ПОСЛЕ КОНЦА НАСТУПАЕТ НАЧАЛО, ИЛИ ПЛАТОН ВСЕ-ТАКИ БЫЛ ПРАВ.
The sun is sleeping quietly
Once upon a century
Wistful oceans calm and red
Ardent caresses laid to rest
For my dreams I hold my life
For wishes I behold my night
The truth at the end of time
Losing faith makes a crime
I wish for this night-time
to last for a lifetime
The darkness around me
Shores of a solar sea
Oh how I wish to go down with the sun
Sleeping
Weeping
With you
Sleeping Sun  Nightwish
Мы стояли посреди бескрайнего черного поля, освещаемого грозовыми всполохами, крепко держась за руки. Небо было сплошь покрыто клубящимися тучами.  Куда ни оглянись – всюду свет. То багряно-красный, переходящий в черные клубы дыма, то темно-оранжевый, то глубокий синий.  Вокруг все меняло форму.
 - Где мы? - спросила я Барта, продолжая наблюдать за этим прекрасным и одновременно пугающим зрелищем.
Он не успел ответить. Ответил Голос.
  - Там, куда вы так долго шли, - веско сказал он.
 - На ад не сильно похоже, - усмехнулся рядом Барт.
 - Сразу видно образованного молодого человека. Данте читали?
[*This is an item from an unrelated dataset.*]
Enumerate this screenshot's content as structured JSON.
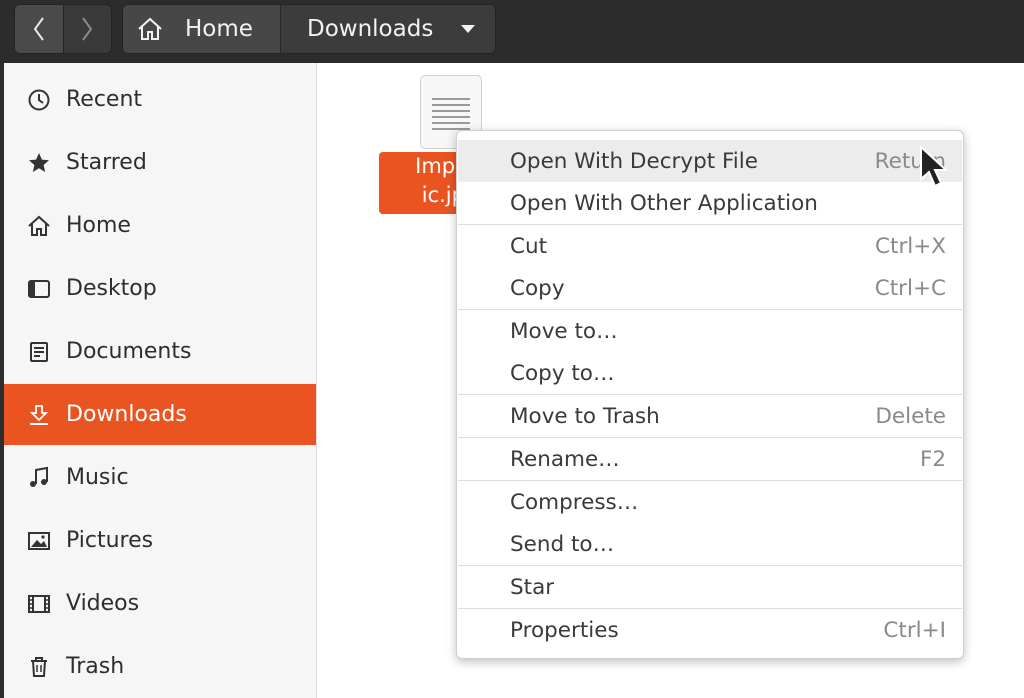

В оригинале небось? - съязвил  Голос. – Вы – там, где одна вечность заканчивается, а другая только начинается. Идите, вам пора.
 - Кто вы? – несмело спросила я, еще крепче вцепившись в руку Барта. Главное – он рядом, а дальше – хоть в рай, хоть в ад, лишь бы с ним…
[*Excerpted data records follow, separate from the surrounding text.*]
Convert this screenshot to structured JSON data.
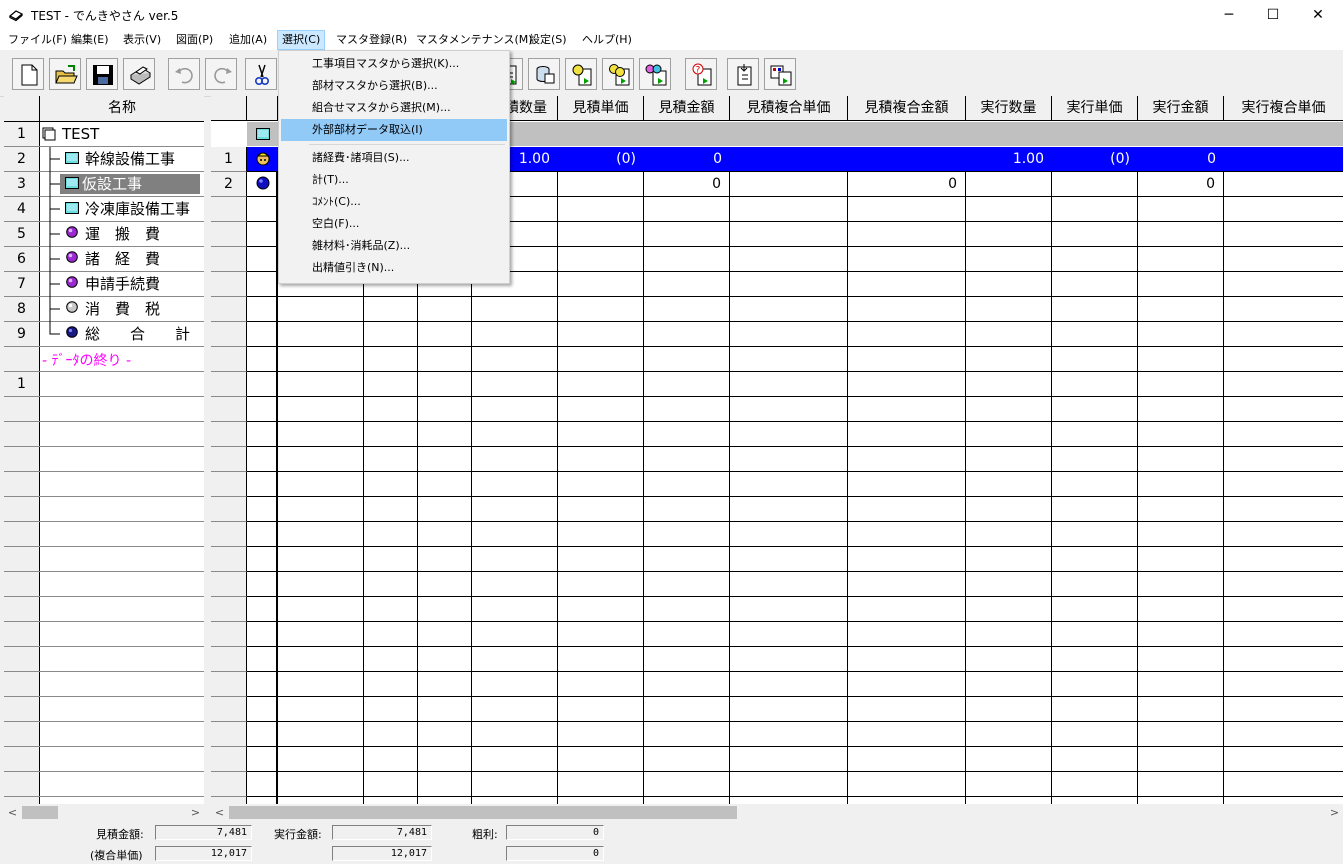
{
  "window": {
    "title": "TEST - でんきやさん ver.5",
    "controls": {
      "minimize": "─",
      "maximize": "☐",
      "close": "✕"
    }
  },
  "menubar": [
    {
      "label": "ファイル(F)"
    },
    {
      "label": "編集(E)"
    },
    {
      "label": "表示(V)"
    },
    {
      "label": "図面(P)"
    },
    {
      "label": "追加(A)"
    },
    {
      "label": "選択(C)"
    },
    {
      "label": "マスタ登録(R)"
    },
    {
      "label": "マスタメンテナンス(M)"
    },
    {
      "label": "設定(S)"
    },
    {
      "label": "ヘルプ(H)"
    }
  ],
  "dropdown": {
    "items": [
      "工事項目マスタから選択(K)...",
      "部材マスタから選択(B)...",
      "組合せマスタから選択(M)...",
      "外部部材データ取込(I)",
      "諸経費･諸項目(S)...",
      "計(T)...",
      "ｺﾒﾝﾄ(C)...",
      "空白(F)...",
      "雑材料･消耗品(Z)...",
      "出精値引き(N)..."
    ],
    "highlighted_index": 3
  },
  "tree": {
    "header": "名称",
    "rows": [
      {
        "num": "1",
        "label": "TEST",
        "icon": "document-icon"
      },
      {
        "num": "2",
        "label": "幹線設備工事",
        "icon": "folder-icon"
      },
      {
        "num": "3",
        "label": "仮設工事",
        "icon": "folder-icon",
        "selected": true
      },
      {
        "num": "4",
        "label": "冷凍庫設備工事",
        "icon": "folder-icon"
      },
      {
        "num": "5",
        "label": "運　搬　費",
        "icon": "purple-ball-icon"
      },
      {
        "num": "6",
        "label": "諸　経　費",
        "icon": "purple-ball-icon"
      },
      {
        "num": "7",
        "label": "申請手続費",
        "icon": "purple-ball-icon"
      },
      {
        "num": "8",
        "label": "消　費　税",
        "icon": "gray-ball-icon"
      },
      {
        "num": "9",
        "label": "総　　合　　計",
        "icon": "navy-ball-icon"
      }
    ],
    "end_label": "- ﾃﾞｰﾀの終り -",
    "after_rows": [
      "1"
    ]
  },
  "grid": {
    "columns": [
      "",
      "",
      "",
      "",
      "積数量",
      "見積単価",
      "見積金額",
      "見積複合単価",
      "見積複合金額",
      "実行数量",
      "実行単価",
      "実行金額",
      "実行複合単価"
    ],
    "rows": [
      {
        "num": "1",
        "selected": true,
        "cells": [
          "",
          "",
          "",
          "",
          "1.00",
          "(0)",
          "0",
          "",
          "",
          "1.00",
          "(0)",
          "0",
          ""
        ]
      },
      {
        "num": "2",
        "selected": false,
        "cells": [
          "",
          "",
          "",
          "",
          "",
          "",
          "0",
          "",
          "0",
          "",
          "",
          "0",
          ""
        ]
      }
    ]
  },
  "totals": {
    "estimate_label": "見積金額:",
    "estimate_value": "7,481",
    "composite_label": "(複合単価)",
    "composite_value": "12,017",
    "actual_label": "実行金額:",
    "actual_value": "7,481",
    "actual_composite_value": "12,017",
    "profit_label": "粗利:",
    "profit_value": "0",
    "profit_composite_value": "0"
  },
  "scroll": {
    "left_arrow": "<",
    "right_arrow": ">"
  }
}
 - Не узнаете? – перед нами стоял тот самый человек с глазами темного ангела.
 - Я так и знала, - прошептала я, не в силах отвести от него глаз. Тут, в этом мире, он был еще более пугающе прекрасен; казалось, он был весь соткан из темного облака, а глаза его озарялись кометами беспощадных, как время мыслей. «И тут вперед выступил Некто, видом своим подобный беззвездной ночи…»
 - Я появляюсь трижды, - объяснил он. – Третий раз – последний.
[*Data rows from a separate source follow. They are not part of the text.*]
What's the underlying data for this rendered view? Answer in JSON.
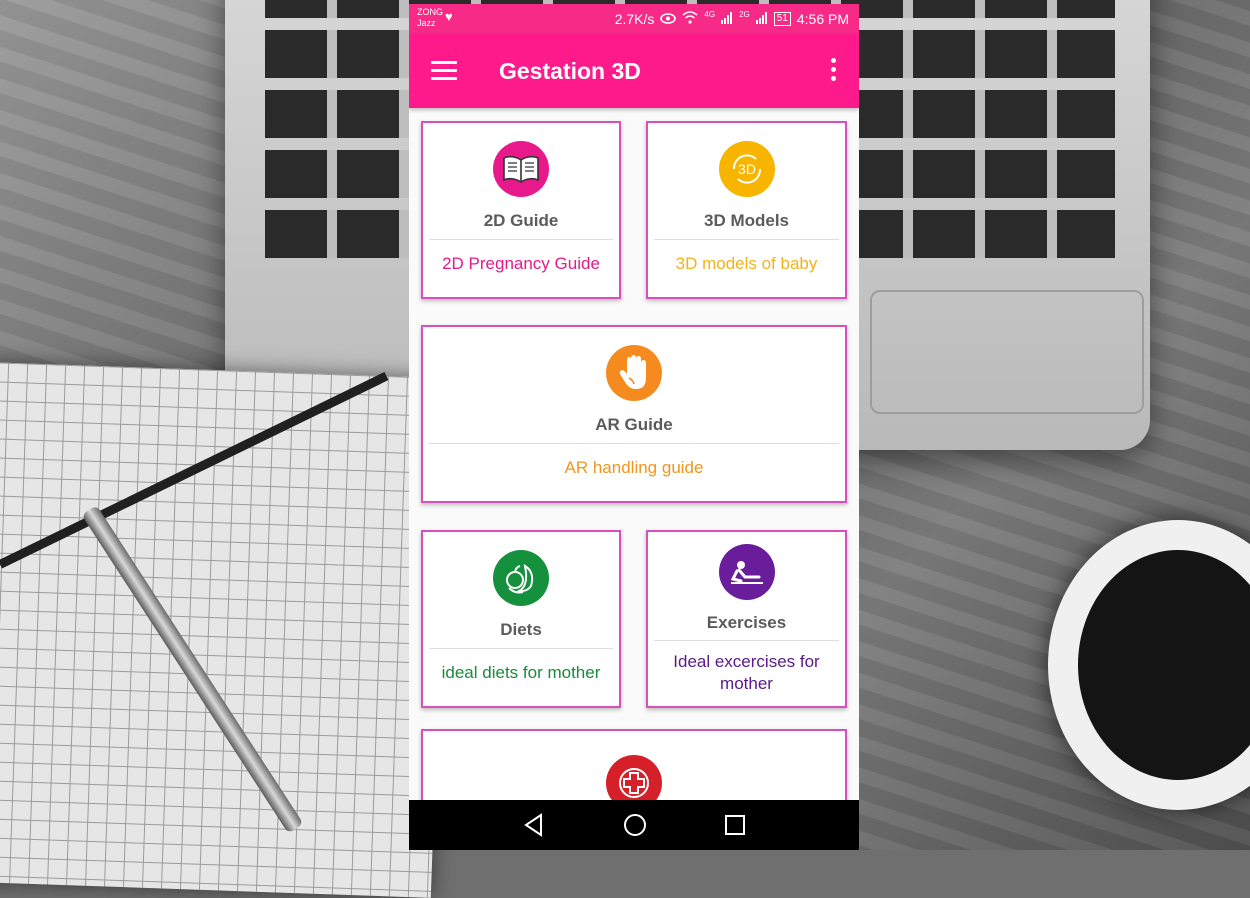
{
  "statusbar": {
    "carrier_line1": "ZONG",
    "carrier_line2": "Jazz",
    "speed": "2.7K/s",
    "signal_4g": "4G",
    "signal_2g": "2G",
    "battery": "51",
    "time": "4:56 PM"
  },
  "toolbar": {
    "title": "Gestation 3D",
    "menu_icon": "hamburger-icon",
    "more_icon": "overflow-menu-icon"
  },
  "cards": {
    "guide2d": {
      "title": "2D Guide",
      "subtitle": "2D Pregnancy Guide",
      "icon": "open-book-icon",
      "color": "#e8198b",
      "text_color": "#e8198b"
    },
    "models3d": {
      "title": "3D Models",
      "subtitle": "3D models of baby",
      "icon": "3d-rotate-icon",
      "color": "#f7b500",
      "text_color": "#f2b31a"
    },
    "ar": {
      "title": "AR Guide",
      "subtitle": "AR handling guide",
      "icon": "hand-icon",
      "color": "#f58b1f",
      "text_color": "#f0961e"
    },
    "diets": {
      "title": "Diets",
      "subtitle": "ideal diets for mother",
      "icon": "vegetables-icon",
      "color": "#15913d",
      "text_color": "#1a8a3c"
    },
    "exercises": {
      "title": "Exercises",
      "subtitle": "Ideal excercises for mother",
      "icon": "exercise-icon",
      "color": "#6a1d9a",
      "text_color": "#5a1a8a"
    },
    "medical": {
      "icon": "medical-cross-icon",
      "color": "#d5202a"
    }
  },
  "navbar": {
    "back": "back-icon",
    "home": "home-icon",
    "recents": "recents-icon"
  }
}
 - Перед всеми?  - поинтересовался Барт. -  Вы – проводник-между-мирами?
 - Да, я проводник. Но появляюсь я не перед всеми, далеко не перед всеми…
 - Почему? – коротко спросила я.
Мы быстро-быстро двигались вперед, не касаясь земли ногами, казалось, что мы стоим на месте, а земля движется с бешеной скоростью, хотя на самом деле было все наоборот.
 - Почему умы человечества так будоражат истории о вечной любви? – задал мне встречный вопрос Темный Ангел.
 - Потому что…потому что…, - ничего не могу вспомнить!
 - Изначальней всего остального – любовь! В песне юности первое слово – любовь! О, несведущий в мире любви горемыка, Знай, что всей нашей жизни основа – любовь! – тихо, без излишнего пафоса, процитировал Хайама Барт, а взгляд его был устремлен вглубь себя, словно там скрывалась вселенная, еще более причудливая, чем та, в которой мы оказались.
 - Верно, - пристально глядя вперед (если в этом мире существовало такое понятие), чуть улыбнулся Темный Ангел, и полы его черного плаща раскрылись как крылья летучей мыши, - а почему?
 - Ну вы и вопросики задаете! – возмутилась я. – Лучшие умы человечества размышляли, размышляют и будут размышлять…
 - Довольно,  - со скукой на лице остановил мою достаточно шаблонную тираду наш Проводник.
 - Потому что любовь – это единственная реальность в нашем нереальном мире, - все так же, погрузившись в себя, ответил Барт.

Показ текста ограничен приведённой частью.